Posted by: admin June 15, 2020 Leave a comment

Questions:

I’m working on my first Android app, a math game for my kid, and am learning Java in the process. I have two ArrayLists, one of integers 0..9 and one strings of possible operations, at present, just + and -.

I would like to write a method that returns a random index into an ArrayList, so I can select a random element. What I’m running into is that I need two methods, one for each type of ArrayList, even though the code is identical. Is there a way to do this in a single method?

What I use now:

Random randomGenerator = new Random();

  . . .

n = randomIndexInt(possibleOperands);
int op1 = possibleOperands.get(n);
n = randomIndexInt(possibleOperands);
int op2 = possibleOperands.get(n);
n = randomIndexStr(possibleOperations);
String operation = possibleOperations.get(n);

    . . .

int randomIndexInt(ArrayList<Integer> a){
    int n = randomGenerator.nextInt(a.size());
    return n;
}

int randomIndexStr(ArrayList<String> a){
    int n = randomGenerator.nextInt(a.size());
    return n;
}

What I’d like to do is collapse randomIndexInt and randomIndexStr into a single method.

How to&Answers:

declare your method as int randomIndexInt(ArrayList<?> a)

Answer:

You need only the size of the array right?
so do it:

int randomIndex(int size){
    int n = randomGenerator.nextInt(size);
    return n;
}

Answer:

with this code you can pass any type of list

int randomIndex(List<?> list){
    int n = randomGenerator.nextInt(list.size());
    return n;
}

Answer:

just make it:

private int randomIndex(int size){
return randomGenerator(size);
}

And then call them with randomIndex(yourArray.size());

Answer:

More generic is to use List than ArrayList in method signature.

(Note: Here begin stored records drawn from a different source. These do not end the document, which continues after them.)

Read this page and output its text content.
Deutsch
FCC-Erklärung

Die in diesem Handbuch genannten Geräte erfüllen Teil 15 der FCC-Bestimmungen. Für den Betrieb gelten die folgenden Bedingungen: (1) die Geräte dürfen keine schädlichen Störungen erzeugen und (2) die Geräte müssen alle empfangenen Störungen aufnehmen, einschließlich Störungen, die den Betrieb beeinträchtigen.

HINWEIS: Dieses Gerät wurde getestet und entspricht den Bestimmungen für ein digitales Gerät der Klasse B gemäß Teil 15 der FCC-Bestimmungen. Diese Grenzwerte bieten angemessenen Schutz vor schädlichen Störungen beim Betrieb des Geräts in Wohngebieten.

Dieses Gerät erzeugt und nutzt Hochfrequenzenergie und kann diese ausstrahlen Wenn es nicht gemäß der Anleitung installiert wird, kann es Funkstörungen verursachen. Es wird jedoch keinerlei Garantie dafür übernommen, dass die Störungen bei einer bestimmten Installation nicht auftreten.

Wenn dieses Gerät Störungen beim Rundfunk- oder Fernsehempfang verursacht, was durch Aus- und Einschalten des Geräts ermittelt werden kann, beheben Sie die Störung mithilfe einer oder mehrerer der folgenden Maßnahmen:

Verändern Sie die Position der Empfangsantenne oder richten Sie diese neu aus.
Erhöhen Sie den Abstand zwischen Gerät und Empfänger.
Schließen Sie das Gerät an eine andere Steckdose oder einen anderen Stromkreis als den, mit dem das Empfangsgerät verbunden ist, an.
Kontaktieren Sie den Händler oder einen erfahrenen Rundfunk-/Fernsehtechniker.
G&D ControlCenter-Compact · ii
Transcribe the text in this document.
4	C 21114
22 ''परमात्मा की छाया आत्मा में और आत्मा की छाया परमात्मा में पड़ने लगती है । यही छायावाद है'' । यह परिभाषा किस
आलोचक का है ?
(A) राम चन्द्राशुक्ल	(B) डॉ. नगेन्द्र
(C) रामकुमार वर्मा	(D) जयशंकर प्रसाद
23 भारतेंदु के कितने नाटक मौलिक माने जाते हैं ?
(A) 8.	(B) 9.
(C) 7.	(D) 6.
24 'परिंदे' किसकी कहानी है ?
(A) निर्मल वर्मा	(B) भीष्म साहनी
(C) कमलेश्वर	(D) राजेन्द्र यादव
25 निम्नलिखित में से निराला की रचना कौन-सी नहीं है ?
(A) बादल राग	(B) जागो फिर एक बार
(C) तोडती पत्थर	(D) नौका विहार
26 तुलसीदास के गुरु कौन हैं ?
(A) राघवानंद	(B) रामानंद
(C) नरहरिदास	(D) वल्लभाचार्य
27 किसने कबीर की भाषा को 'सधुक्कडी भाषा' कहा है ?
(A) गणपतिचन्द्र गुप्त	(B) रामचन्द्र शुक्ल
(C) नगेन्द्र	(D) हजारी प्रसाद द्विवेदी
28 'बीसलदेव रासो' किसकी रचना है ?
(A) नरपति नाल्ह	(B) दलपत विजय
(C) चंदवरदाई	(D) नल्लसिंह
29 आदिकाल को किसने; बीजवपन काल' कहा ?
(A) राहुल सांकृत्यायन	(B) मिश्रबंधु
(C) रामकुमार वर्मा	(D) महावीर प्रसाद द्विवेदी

int your_method(List<?> a){
//your code
}

Answer:

you can use Generics as follows

declare your function as below

private <T> int randomIndex(ArrayList<T> a){
    int n = randomGenerator.nextInt(a.size());
    return n;
}

now you can pass ArrayList<String> or ArrayList<Integer> to this function without any issue like this

ArrayList<String> strList = new ArrayList<String>();
strList.add("on1");
System.out.println(randomIndex(strList));
ArrayList<Integer> intList = new ArrayList<Integer>();
intList.add(1);
System.out.println(randomIndex(intList));

Answer:

int randomIndex1(ArrayList<?> a)
{
   int n = randomGenerator.nextInt(a.size());
   return n;
}

int randomIndex2(int size)
{
   int n = randomGenerator.nextInt(size);
   return n;
}